Urgueira to Covinha: Second Day of Warmup for Tomorrow!

On the Road – Distance 97km / 60mi | Elevation 1550m / 5085ft

WATCH MY RELIVE VIDEO HERE!: https://www.relive.cc/view/vKv21YZV1oq

A cracking day on the bike as we traversed, rather than climb hill after hill working our way to the base of the Parque Natural Serra da Estrela.

A great spot for another nice picnic lunch

After negotiating our way through Castelo Branco with a brief stop for coffee the roads became remote, excellent for riding with lots of winding turns to keep us on our toes!

We rode through forests, olives and grape vines today and we started to see Portugal’s highest mountain range early in the afternoon. This evening we reside in Covilha, the gateway to the mountains and a town stop before our ascent of Torre and mountain getaway!

our post ride rose with Jo & Jose!
I rode the J Train today, aka on Jose’s wheel…thanks for a great ride and taking it easy on me when I needed it!
Checked in at the Wool Valley Hotel.

The origin of wool production in Covilhã may have begun among the Jewish community during the Middle Ages. Covilhã turns into the main wool production centre in the country thanks to the river streams Carpinteira and Goldra that supplied water for wool treatment, keeping the shepherd tradition alive. In 1681, D. Pedro II, Count of Ericeira, opened the Factory-School over Carpinteira river stream, the ancient Fábrica d’el Rei D. Sebastião, later called “Fábrica Velha”.

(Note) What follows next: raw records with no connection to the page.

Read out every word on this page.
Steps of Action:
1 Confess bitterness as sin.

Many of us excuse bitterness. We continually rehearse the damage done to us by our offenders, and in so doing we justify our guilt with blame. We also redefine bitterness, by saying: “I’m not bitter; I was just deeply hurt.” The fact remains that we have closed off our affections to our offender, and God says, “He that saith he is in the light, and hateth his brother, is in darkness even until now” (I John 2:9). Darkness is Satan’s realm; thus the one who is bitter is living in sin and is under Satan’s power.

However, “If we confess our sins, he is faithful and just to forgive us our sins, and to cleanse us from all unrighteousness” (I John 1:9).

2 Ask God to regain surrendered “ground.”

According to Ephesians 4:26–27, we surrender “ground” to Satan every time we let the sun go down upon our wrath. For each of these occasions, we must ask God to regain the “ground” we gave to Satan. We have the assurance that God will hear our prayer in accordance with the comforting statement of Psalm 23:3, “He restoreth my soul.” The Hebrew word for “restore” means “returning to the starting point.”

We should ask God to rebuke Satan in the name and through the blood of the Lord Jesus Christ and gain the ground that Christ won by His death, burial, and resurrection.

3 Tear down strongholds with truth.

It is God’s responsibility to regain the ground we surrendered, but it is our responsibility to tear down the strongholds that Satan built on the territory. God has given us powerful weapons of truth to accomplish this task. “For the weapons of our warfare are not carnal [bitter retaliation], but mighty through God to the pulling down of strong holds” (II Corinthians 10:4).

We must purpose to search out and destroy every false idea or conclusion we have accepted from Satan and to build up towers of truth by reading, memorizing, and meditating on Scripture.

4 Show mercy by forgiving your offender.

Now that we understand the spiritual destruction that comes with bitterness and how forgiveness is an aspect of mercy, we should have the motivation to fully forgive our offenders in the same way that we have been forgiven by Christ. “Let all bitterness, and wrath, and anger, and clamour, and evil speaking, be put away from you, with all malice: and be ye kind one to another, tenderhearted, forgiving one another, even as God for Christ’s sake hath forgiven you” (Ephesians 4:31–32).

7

The first weaving machines were placed in 1683 in Covilhã; in 1884 the Campos Melo Industrial School is founded and in 1891 the arrival of the railway is celebrated, improving the wool industry and the tourism demand for mountain sports. The wool industry was the main activity of the local economy and the landscape became “industrialised”.

What makes this all interesting is that when a building is abandoned – and since the Twenties, when the number of factories fell from 220 to six, many have been – artists can apply for permission to brighten its outer walls.

One street artist, Vhils, is as celebrated in Portugal as Banksy is in the UK. The young Lisbon-born artist Bordello II is popular too. Both their work includes portraits of factory workers, carved out of disintegrating plaster, and sculpture built from junk, jutting out of crumbling facades.